There is something about the way the Fostex planar driver with its fast transients that gives an impression of unforced clarity, especially in the bass section. Lower end orthodynamic drivers tend to be weak on three dimensionality and indeed the Mad Dog is also not free from that. I still think that for music listening, I’d rather spend a little more money for the bigger, smoother and cleaner sound of the AKG K550, but if you want fast bass control and a linear tonal balance, then the Mad Dog is indeed the better headphone. In all, perhaps the laid back and unoffensive nature of the the Mad Dog that I find to be flat and boring is also the same factor that makes it so special on the ears of the studio guys. To me, the clarity that results from the fast transients, and the laid back nature makes it almost like a mini LCD-2.

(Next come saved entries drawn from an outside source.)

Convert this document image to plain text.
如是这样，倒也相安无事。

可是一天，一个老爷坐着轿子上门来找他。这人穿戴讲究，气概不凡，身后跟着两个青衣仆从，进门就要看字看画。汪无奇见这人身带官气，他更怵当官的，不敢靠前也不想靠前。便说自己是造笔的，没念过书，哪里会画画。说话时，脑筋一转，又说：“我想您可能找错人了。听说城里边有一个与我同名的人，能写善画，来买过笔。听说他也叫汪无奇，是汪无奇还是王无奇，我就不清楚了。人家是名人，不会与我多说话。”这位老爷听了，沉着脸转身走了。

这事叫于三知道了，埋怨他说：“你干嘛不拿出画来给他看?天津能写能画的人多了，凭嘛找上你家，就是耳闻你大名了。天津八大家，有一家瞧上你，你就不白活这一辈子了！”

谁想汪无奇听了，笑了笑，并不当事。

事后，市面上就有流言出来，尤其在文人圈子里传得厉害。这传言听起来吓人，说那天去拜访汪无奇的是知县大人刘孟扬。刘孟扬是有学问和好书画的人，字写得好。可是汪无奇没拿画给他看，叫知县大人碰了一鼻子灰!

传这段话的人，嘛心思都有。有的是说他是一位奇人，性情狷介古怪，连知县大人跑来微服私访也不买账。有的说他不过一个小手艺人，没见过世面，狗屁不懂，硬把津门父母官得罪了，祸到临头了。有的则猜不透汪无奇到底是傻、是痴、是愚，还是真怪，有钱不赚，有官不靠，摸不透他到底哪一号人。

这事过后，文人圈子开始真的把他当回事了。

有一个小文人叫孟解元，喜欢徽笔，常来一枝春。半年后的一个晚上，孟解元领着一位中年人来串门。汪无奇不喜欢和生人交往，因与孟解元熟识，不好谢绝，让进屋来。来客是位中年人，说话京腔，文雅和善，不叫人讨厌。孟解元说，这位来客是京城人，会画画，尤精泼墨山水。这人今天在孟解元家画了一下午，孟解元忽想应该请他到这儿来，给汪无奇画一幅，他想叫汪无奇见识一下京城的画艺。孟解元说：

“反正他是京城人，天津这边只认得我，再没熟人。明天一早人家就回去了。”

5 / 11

During Analog Head’s store opening day, we had a lot of people from the local headphone forum visiting, and these guys were mainly enthusiasts and audiophile guys. We then discovered that a lot of them actually found the Mad Dog to be very likable. When I asked them about the lack of bass impact, they said that while it’s true, it didn’t stop them from enjoying the headphone, and that adding a good headphone amp seems to help with that. Well, I can’t argue with people’s consensus, and I’m glad that people are finding a new headphone that they can enjoy, at a relatively low price level. It was also relatively easy to drive compared to the typical Hifiman Orthodynamics, though you still need to max out the volume on your Ipod to get a decent volume (and still you won’t get a good impact), but it was something that people can live with.
Not only that, but they have already started to experiment with different cables for the Mad Dog. One cable that they seem to like is the Homegrown Silver cable (though a DIY build, but it uses the Homegrown wire), and it seems to add even more space to the sound of the Mad Dog.
Of course these are all out of my expectations. Given the positive response from the crowd, I would probably be a fool not to be selling these on the store. I still find the Mad Dog to lack bass impact even with the punchy Burson Soloist amp, but they were driving it out of tiny JDSLabs C421 and ALO National amps and were happy with the sound. So, hey, my predictions are off this time. I’m pretty sure that we’ll be carrying the Mad Dog headphones on the store, so I don’t want to be pushing recommendations for it, simply due to the conflict of interest. However, if you happen to be looking for a new headphone and is comfortable with the $279 price-tag, do check this headphone out. Dan, who designs the Mad Dog told me that he’s working on a new leather pads that will take the bass even further, and I am looking forward to hearing the Mad Dog with that new pads.
Gear Used For Review:
Burson Soloist, RSA Dark Star, ALO National, CypherLabs AlgoRhythm Solo, Ipod Classic.